We found that consumers and food safety folks don’t always see the same food safety risks. There were some situations consumers perceived as risky but that weren’t actually risks, like seeing an insect on the floor. There were also some risks that food safety folks saw but consumers missed, like food not properly stored within the refrigerated area.
I was explaining our study to a friend the other day, and she flat out told me, “I look for food quality when I’m shopping – is it fresh, is there mold or signs of damage, does it look ok?” This is exactly what we found. Consumers are looking for those quality aspects, but aren’t always seeing the warning signs that the safety of the food could be at risk. The viruses, bacteria, and other things that cause foodborne illness such as Listeria monocytogenes, might be present on foods in the grocery store at high levels by not storing soft cheeses at the proper temperature, allowing bacteria to grow more quickly.

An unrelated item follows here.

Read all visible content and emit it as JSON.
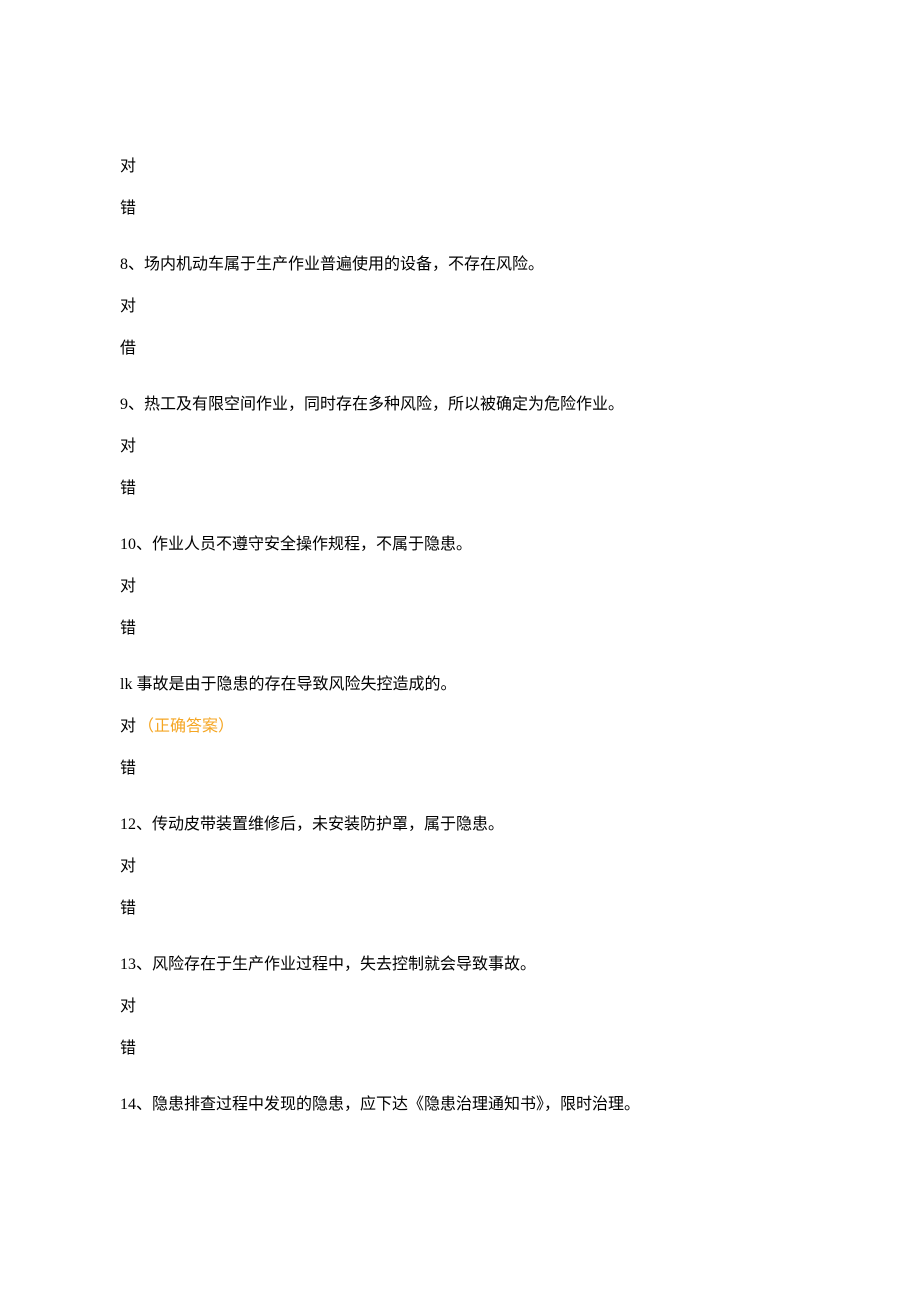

Our research team will be taking this one step further to better understand the mind of the shopper and see things through their eyes. Everyday consumers will become our secret shoppers, and we plan to arm them with the information they need to be food safety detectives every time they shop. #citizenscience for the win.
Katrina Levine, Mary Yavelak, John B. Luchansky, Anna C. S. Porto-Fett, and Benjamin Chapman
Journal of Food Protection
August 2017, Vol. 80, No. 8, pp. 1364-1377
To better understand how consumers perceive food safety risks in retail food store settings, a survey was administered to 1,041 nationally representative participants who evaluated possible food safety risks depicted in selected photographs and self-reported their perceptions, attitudes, and behaviors. Participants were shown 12 photographs taken at retail stores portraying either commonly perceived or actual food safety contributing factors, such as cross-contamination, product and equipment temperatures, worker hygiene, and/or store sanitation practices. Participants were then asked to specifically identify what they saw, comment as to whether what they saw was safe or unsafe, and articulate what actions they would take in response to these situations. In addition to the survey, focus groups were employed to supplement survey findings with qualitative data. Survey respondents identified risk factors for six of nine actual contributing factor photographs >50% of the time: poor produce storage sanitation (86%, n = 899), cross-contamination during meat slicing (72%, n = 750), bare-hand contact of ready-to-eat food in the deli area (67%, n = 698), separation of raw and ready-to-eat food in the seafood case (63%, n = 660), cross-contamination from serving utensils in the deli case (62%, n = 644), and incorrect product storage temperature (51%, n = 528). On a scale of 1 to 5, where 1 was very unsafe and 5 was very safe, a significant difference was found between average risk perception scores for photographs of actual contributing factors (score of ca. 2.5) and scores for photographs of perceived contributing factors (score of ca. 2.0). Themes from the focus groups supported the results of the survey and provided additional insight into consumer food safety risk perceptions. The results of this study inform communication interventions for consumers and retail food safety professionals aimed at improving hazard identification.